A couple weeks ago I went to DC Carnival. I always like seeing some of the ridiculousness that goes on. Things like the oil and mud and powder trucks. Big Girls getting in on the action jumping around barely clothed, unabashedly. The carnivals I have been to remind me a lot of freaknik and other mass gatherings of black people: music blaring, people dancing, laughing, drinking, and displaying overt sexuality. Good times.
Thanks to this Blog post however, I went to this Carnival a little more attuned to our differences, not to draw distinctions just for the sake of drawing them, but for a better understanding of why and how afro ams are different from our black brethren scattered across islands and continents, each in our respective countries.

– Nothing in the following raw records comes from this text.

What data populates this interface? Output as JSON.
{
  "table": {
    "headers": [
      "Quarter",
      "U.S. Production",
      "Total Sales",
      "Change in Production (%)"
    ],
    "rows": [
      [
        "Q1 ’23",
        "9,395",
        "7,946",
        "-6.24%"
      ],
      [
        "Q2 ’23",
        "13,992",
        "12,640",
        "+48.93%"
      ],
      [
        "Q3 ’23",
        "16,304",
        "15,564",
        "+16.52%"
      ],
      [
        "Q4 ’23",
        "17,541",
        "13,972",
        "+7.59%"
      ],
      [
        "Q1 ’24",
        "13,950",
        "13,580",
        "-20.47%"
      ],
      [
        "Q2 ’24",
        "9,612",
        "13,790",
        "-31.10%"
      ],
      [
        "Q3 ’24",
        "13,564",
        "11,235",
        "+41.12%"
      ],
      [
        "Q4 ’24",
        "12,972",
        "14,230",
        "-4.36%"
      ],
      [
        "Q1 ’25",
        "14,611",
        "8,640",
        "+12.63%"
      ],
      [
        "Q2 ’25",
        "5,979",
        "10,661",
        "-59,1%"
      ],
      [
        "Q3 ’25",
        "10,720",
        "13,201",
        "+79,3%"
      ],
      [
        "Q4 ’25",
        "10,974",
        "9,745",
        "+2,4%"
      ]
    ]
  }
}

For the uninitiated carnivals have different sound trucks. People sign up to “jump” with these trucks and wear elaborate feathered costumes and play super loud music from ginormous speakers rigged to the truck beds. It is a competition to see which truck can get the livest. They throw different substances on each other to add to the wratched-ness. At least in the U.S., many of the trucks don flags from their respective countries. People atop the trucks wrap themselves in their countries flag and waive it proudly in a delirium of fun, letting their countries popular music drive the crowd.
Generally reserved for islanders, I found it interesting this Carnival had a truck from Sierra Leone. They played music that sounded a lot like top 40 but had the unmistakable cadences of an African language interspersed over the beat. Participants wore dashikis, Sierra Leone soccer jerseys, and waived Sierra Leone flags.
It made me wonder if American black people could ever have a truck in Carnival. A truck that blares Gucci Mane and Lil Wayne, shoots each other with super soakers to add to the wratched-ness, plays mass by crip walking and dougie-ing instead of palancing, and has participants that don the good ole red, white, and blue: insert blood curdling brake screeching noise here.
Red white and blue, you say? That’s when my dreams of an African American truck at Carnival died. Even if we were allowed admittance and given our own truck, we couldn’t participate in the same way for the simple reason that when African Americans waive old glory – that shit feels corny as hell. I don’t know, maybe I am alone here. But minus some Afro American military families, I get the feeling I’m not. I feel like I sit solidly in the majority of Afro-Ams that feel mad silly rocking any thing red, white, and blue. I have this theory about why Afro-Ams don’t drink Budweiser heavily, despite it being pretty tasty for a cheap beer, and you bet ya: it has something to do with its red white and blue packaging.
Anyway, Afro-Ams are not the only Africans in the diaspora and in the motherland that have been aggrieved by their country of origin. I mean some governments have committed outright atrocities against inhabitants, yet citizens will still waive the flag and feel pride. Certainly Afro-Ams do love being American and appreciate that fact. So why is it so hard to imagine 18-35 year old Afro-Ams dancing to popular music and being draped in the U.S. flag at the same time?
I believe it has to do with ownership. We live here, but we also understand it is not our country and it never will be. It wasn’t built with us in mind and it doesn’t exist to serve our needs. While this is true in other countries in the motherland and in the diaspora, I believe inhabitants of those countries separate their nationality from actions of their government and can even use their nationality as a rallying cry against oppressive governments. They are their country.They know governments change and circumstances can as well. In the U.S. governments don’t change. Parties do, but the fundamental goals remain the same and Afro Ams are relatively minor players in this game whereas diasporic Africans and Africans are the main players, colonialism and western hegemony withstanding. They have buy-in and we do too, but hardly. And that’s the difference folks. Unless its because basketball’s Dream Team, made up of a bunch of afro am players, whipped up on the rest of the world, waiving old glory doesn’t make us feel any kind of way. I mean real talk the Confederate flag riles us up more.
How does the US flag make you feel? Dissapointed? Ashamed? Corny? Indifferent? Conflicted? Exuberance anyone? Goose bumps? Could there be an Afro Am truck at Carnival with Afro Ams decked out in the star spangled banner?